39.3 Responses to light are critical to plant success • Blue-light photoreceptors control hypocotyl elongation, stomatal opening, and phototropism. • Phytochromes act like molecular “on-off” switches. Red light turns phytochrome “on”, and far-red light turns it “off.” • Phytochromeregulates shade avoidance and the germination of many seed types.
Phytochrome conversion also provides information about the relative lengths of day and night (photoperiod) and hence the time of year. Photoperiodism regulates the time of flowering in many species. • Short-day plants require a night longer than a critical length to flower. Long-day plants need a night length shorter than a critical period to flower.
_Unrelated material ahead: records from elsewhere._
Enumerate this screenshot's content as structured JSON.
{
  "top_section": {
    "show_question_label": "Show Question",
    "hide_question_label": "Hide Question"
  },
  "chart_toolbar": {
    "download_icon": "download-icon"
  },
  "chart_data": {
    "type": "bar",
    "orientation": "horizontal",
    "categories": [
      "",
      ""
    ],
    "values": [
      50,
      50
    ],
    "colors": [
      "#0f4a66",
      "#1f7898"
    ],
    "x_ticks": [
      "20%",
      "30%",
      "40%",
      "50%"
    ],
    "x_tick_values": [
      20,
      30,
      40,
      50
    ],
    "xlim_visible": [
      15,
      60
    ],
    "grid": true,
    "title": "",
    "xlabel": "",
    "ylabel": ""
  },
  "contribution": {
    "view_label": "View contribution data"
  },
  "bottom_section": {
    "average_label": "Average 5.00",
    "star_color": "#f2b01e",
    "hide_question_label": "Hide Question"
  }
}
Many daily rhythms in plant behavior are controlled by an internal circadian clock. • Free-running circadian cycles are approximately 24 hours long but are entrained to exactly 24 hours by dawn and dusk effects on phytochrome form.
39.4 Plants respond to a wide variety of stimuli other than light • Gravitropism is the bending of an organ in response to gravity. Roots show positive gravitropism, and stems show negative gravitropism. • Statoliths, starch filled plastids, enable plant roots to detect gravity.
Plants are highly sensitive to touch. Thigmotropism is a growth response to touch. Rapid leaf movements involve transmission of electrical impulses called action potentials.
Plants are sensitive to environmental stresses, including drought, flooding, high salinity, and extremes of temperature.
39.5 Plants respond to attacks by herbivores and pathogens • In addition to physical defenses such as thorns and trichomes, plants produce distasteful or toxic chemicals, as well as attractants that recruit animals that destroy herbivores. • The hypersensitive response seals off an infection and destroys both pathogen and host cells in the region.
Systemic acquired resistance is a generalized defense response in organs distant from the infection site.